We upload the CSV into BigQuery using the console and execute the following SQL to train a BOOSTED_TREE_REGRESSOR model on the dimensionality reduced dataset.

CREATE MODEL `shining-chain.pca_wine.pca_boost_model`
OPTIONS(model_type='BOOSTED_TREE_REGRESSOR') AS 
SELECT 
  princomp1,
  princomp2,
  princomp3,
  princomp4,
  princomp5,
  princomp6,
  princomp7,
  quality AS label
FROM `shining-chain.pca_wine.pca_wine`

The model takes six minutes to train.

Boost Model on PCA Data

Click the Evaluation tab to find a MSE of 0.3771, which maps to an RMSE of 0.6140.

Boost Model on PCA Evaluation

The dimensionality reduced data set proves less successful than the full featured data set, and lands in third place.

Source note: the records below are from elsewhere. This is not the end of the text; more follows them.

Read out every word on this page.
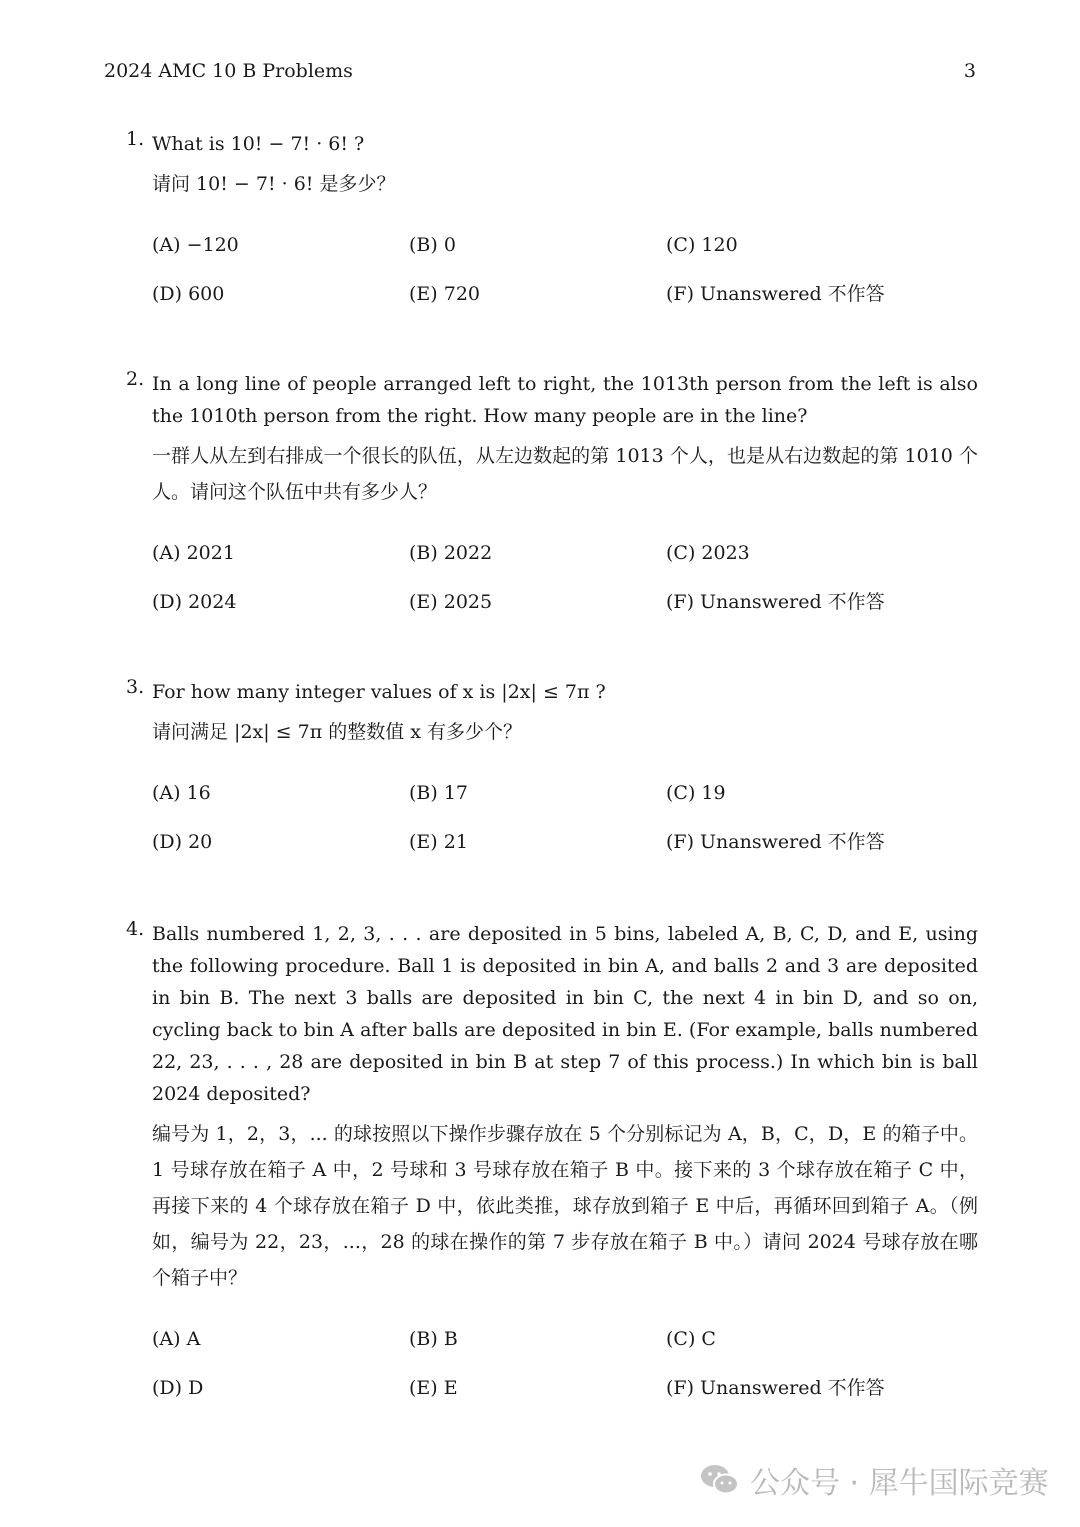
2024 AMC 10 B Problems	3
1. What is 10! − 7! · 6! ?
请问 10! − 7! · 6! 是多少？
(A) −120	(B) 0	(C) 120
(D) 600	(E) 720	(F) Unanswered 不作答
2. In a long line of people arranged left to right, the 1013th person from the left is also the 1010th person from the right. How many people are in the line?
一群人从左到右排成一个很长的队伍，从左边数起的第 1013 个人，也是从右边数起的第 1010 个人。请问这个队伍中共有多少人？
(A) 2021	(B) 2022	(C) 2023
(D) 2024	(E) 2025	(F) Unanswered 不作答
3. For how many integer values of x is |2x| ≤ 7π ?
请问满足 |2x| ≤ 7π 的整数值 x 有多少个？
(A) 16	(B) 17	(C) 19
(D) 20	(E) 21	(F) Unanswered 不作答
4. Balls numbered 1, 2, 3, . . . are deposited in 5 bins, labeled A, B, C, D, and E, using the following procedure. Ball 1 is deposited in bin A, and balls 2 and 3 are deposited in bin B. The next 3 balls are deposited in bin C, the next 4 in bin D, and so on, cycling back to bin A after balls are deposited in bin E. (For example, balls numbered 22, 23, . . . , 28 are deposited in bin B at step 7 of this process.) In which bin is ball 2024 deposited?
编号为 1，2，3，... 的球按照以下操作步骤存放在 5 个分别标记为 A，B，C，D，E 的箱子中。1 号球存放在箱子 A 中，2 号球和 3 号球存放在箱子 B 中。接下来的 3 个球存放在箱子 C 中，再接下来的 4 个球存放在箱子 D 中，依此类推，球存放到箱子 E 中后，再循环回到箱子 A。（例如，编号为 22，23，...，28 的球在操作的第 7 步存放在箱子 B 中。）请问 2024 号球存放在哪个箱子中？
(A) A	(B) B	(C) C
(D) D	(E) E	(F) Unanswered 不作答
公众号 · 犀牛国际竞赛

Rank	Platform	Approach	Dims	RMSE
1	BigQuery	Boosted Tree	11	0.585
2	GCP	AutoML Tables	11	0.598
3	BigQuery	Boosted Tree	7	0.614
4	TensorFlow	Linear Model	7	0.633
5	BigQuery	AutoML	11	0.639
6	TensorFlow	DNN	7	0.645
7	TensorFlow	DNN	11	0.648
8	BigQuery	Linear	11	0.661
9	TensorFlow	Linear Model	11	0.706
10	TensorFlow	Linear Model	2	0.735
11	Pandas	Guess Mean	N/A	0.801

Conclusion

Data Scientists have a plethora of tools and approaches to train models. BigQuery provides in-situ Machine Learning and in-situ AutoML. This blog post compared the BQML AUTOML_REGRESSOR algorithm against the BOOSTED_TREE_REGRESSOR, for both a complete and dimensionality reduced data set.